Но очень быстро она обмякла, осознав его мощь и собственную слабость. Уорик так стиснул ее, что она испугалась, что окончательно вывела его из себя. Но он выпустил ее и откатился в сторону. Она замерла, боясь малейшим движением навлечь его гнев и вновь оказаться в железных объятиях.
Уорик потер лоб, глядя в потолок, и произнес с обескураживающей иронией:
— Теперь я наконец понял, почему мужчины бьют своих жен! — Он повернулся на бок, подпер голову локтем и посмотрел на нее. — Возможно, именно так я и поступлю. Здесь достаточно кнутов…
— Вы не сделаете этого! — вскрикнула Ондайн, изнемогая от желания убежать, но вконец обессилев от борьбы.
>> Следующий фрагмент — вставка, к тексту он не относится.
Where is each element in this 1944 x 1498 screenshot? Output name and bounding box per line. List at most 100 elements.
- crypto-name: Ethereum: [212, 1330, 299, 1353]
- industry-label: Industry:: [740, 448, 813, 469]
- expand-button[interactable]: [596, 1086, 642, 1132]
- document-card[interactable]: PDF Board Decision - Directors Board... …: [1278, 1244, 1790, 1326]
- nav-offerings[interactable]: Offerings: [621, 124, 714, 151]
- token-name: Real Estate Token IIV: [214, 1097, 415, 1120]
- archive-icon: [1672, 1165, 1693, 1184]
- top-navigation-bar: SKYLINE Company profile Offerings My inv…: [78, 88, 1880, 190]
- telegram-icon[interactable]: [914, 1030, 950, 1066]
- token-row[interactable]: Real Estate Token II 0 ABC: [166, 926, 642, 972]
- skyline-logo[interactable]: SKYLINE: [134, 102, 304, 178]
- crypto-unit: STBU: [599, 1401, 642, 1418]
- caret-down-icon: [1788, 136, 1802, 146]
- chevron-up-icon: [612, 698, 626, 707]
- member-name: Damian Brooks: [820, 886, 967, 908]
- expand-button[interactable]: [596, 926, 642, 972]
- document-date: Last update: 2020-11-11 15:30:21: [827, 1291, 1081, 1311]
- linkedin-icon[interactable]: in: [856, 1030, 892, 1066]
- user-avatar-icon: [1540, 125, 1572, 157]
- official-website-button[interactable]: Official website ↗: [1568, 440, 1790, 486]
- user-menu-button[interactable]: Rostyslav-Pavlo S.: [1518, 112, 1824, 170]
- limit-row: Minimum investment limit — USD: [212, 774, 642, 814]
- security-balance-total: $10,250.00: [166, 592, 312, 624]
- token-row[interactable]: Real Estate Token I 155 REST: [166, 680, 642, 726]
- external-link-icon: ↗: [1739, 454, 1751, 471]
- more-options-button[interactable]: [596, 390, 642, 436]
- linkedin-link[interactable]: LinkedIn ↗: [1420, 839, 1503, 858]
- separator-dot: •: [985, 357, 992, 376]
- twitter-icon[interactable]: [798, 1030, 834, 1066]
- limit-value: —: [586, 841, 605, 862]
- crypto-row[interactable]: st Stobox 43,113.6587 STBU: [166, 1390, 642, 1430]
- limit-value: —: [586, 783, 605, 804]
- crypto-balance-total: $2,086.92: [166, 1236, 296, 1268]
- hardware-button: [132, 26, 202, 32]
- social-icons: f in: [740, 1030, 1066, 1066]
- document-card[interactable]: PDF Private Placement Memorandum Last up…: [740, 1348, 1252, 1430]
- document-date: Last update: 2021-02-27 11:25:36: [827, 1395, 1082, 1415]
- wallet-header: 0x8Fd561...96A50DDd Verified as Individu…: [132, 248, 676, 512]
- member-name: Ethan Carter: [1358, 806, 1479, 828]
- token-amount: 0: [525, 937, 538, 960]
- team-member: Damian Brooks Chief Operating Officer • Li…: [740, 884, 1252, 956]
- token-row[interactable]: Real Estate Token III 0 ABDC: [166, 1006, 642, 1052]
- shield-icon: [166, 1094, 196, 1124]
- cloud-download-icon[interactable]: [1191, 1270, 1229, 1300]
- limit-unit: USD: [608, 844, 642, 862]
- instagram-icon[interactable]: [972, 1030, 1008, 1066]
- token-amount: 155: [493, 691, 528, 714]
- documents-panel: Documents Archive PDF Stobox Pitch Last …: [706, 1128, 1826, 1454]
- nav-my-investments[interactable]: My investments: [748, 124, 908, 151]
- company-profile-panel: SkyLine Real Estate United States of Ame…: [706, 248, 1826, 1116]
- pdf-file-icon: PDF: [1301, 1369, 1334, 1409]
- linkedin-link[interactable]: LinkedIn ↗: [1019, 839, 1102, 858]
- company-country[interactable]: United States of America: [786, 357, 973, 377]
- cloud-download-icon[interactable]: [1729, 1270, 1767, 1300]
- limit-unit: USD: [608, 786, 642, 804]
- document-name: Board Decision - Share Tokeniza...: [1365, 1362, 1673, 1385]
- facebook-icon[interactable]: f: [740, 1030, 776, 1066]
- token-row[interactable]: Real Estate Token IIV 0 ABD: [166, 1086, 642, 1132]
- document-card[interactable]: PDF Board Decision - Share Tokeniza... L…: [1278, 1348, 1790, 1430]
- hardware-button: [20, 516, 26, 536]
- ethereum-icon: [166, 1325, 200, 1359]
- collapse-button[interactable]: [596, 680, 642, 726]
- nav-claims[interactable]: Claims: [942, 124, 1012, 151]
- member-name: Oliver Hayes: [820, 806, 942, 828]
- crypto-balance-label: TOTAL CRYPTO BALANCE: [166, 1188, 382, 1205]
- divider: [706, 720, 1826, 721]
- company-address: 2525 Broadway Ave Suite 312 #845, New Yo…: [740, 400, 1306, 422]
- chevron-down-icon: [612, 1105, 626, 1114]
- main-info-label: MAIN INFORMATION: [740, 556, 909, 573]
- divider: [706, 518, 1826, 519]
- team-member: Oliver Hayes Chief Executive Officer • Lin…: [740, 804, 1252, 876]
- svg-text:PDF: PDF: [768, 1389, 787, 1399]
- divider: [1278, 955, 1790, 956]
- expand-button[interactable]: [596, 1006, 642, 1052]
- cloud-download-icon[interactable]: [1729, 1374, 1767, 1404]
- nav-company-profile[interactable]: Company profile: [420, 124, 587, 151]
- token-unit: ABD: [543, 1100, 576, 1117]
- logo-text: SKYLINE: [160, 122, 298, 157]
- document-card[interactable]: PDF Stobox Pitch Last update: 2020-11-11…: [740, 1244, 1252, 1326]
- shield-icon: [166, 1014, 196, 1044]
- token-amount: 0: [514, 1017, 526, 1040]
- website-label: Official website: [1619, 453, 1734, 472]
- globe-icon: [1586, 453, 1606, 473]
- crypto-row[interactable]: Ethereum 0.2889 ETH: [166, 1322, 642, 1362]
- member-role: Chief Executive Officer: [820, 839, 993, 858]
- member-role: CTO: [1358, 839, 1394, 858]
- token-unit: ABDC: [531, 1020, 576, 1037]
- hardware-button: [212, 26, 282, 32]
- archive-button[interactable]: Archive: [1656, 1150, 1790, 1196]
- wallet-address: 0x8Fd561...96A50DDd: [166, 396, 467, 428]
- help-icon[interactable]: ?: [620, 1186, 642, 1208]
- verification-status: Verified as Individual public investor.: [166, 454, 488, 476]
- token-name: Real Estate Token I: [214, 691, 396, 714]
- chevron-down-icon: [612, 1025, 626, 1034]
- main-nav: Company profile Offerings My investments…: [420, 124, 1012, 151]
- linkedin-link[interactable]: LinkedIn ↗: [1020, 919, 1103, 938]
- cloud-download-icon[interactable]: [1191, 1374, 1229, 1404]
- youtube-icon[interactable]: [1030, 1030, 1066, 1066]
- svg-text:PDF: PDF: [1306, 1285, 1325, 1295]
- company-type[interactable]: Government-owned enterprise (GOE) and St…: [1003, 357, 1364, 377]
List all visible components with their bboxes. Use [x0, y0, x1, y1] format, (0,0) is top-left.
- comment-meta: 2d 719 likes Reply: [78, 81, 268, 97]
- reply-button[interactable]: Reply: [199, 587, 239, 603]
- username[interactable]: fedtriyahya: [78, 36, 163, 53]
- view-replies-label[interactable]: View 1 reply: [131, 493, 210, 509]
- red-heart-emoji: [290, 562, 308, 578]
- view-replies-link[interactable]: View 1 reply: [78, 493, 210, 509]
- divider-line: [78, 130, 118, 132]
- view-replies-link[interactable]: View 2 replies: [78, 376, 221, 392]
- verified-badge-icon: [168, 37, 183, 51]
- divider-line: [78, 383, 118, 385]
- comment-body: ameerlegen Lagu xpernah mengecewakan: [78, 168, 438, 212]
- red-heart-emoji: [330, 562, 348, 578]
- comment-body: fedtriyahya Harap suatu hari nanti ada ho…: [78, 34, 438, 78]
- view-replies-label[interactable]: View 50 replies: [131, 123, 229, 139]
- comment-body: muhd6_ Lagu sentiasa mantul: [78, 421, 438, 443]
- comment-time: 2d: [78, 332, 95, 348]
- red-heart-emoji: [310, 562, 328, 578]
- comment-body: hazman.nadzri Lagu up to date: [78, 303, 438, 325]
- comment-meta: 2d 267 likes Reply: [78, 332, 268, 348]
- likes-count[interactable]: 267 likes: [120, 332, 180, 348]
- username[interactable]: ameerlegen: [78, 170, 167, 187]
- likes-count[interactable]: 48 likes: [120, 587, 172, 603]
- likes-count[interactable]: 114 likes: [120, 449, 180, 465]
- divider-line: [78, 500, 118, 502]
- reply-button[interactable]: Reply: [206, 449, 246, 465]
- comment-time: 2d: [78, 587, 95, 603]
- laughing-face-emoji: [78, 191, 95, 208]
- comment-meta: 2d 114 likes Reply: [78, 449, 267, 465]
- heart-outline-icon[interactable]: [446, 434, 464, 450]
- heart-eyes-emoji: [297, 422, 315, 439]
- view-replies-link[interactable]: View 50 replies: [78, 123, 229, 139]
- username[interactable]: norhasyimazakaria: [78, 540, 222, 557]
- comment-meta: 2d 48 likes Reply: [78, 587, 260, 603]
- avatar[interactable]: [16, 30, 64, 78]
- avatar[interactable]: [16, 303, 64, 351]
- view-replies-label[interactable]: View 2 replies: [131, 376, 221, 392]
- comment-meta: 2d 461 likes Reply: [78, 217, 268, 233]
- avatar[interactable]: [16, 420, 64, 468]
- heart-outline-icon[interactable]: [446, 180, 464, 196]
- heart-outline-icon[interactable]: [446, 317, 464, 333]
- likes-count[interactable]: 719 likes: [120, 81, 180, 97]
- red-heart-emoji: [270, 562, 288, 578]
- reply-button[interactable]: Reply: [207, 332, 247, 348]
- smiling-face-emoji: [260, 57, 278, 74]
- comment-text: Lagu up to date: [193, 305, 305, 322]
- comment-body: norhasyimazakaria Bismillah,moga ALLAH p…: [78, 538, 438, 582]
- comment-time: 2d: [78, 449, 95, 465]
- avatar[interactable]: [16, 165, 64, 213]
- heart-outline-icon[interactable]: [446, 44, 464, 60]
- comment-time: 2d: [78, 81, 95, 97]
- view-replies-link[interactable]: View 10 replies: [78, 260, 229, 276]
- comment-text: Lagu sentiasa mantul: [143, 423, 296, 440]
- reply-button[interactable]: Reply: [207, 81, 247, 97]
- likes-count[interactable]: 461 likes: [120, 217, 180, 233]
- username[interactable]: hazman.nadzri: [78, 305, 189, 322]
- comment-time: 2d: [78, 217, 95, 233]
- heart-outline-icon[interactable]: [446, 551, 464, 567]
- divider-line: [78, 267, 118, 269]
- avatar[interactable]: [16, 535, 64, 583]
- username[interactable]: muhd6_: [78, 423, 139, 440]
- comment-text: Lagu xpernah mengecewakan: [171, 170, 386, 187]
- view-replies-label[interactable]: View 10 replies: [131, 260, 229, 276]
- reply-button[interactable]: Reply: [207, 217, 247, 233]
По его насмешливому тону она не могла определить, насколько серьезны его намерения.
— Пожалуй, действительно не сделаю, — решил он, покачав головой. — Кнут — омерзительная штука. От него на теле остаются следы. Слуги узнают, соседи начнут судачить.
— Соседи?!
— Ага, — кивнул он, как будто обрадовавшись, что они пришли к согласию хотя бы в одном пункте. — Нет, кнут не годится. В жизни я предпочитаю непосредственное воздействие… — Он поднял левую руку, согнул и разогнул длинные, сильные пальцы, изучая их в глубокой задумчивости. — Да… именно непосредственное!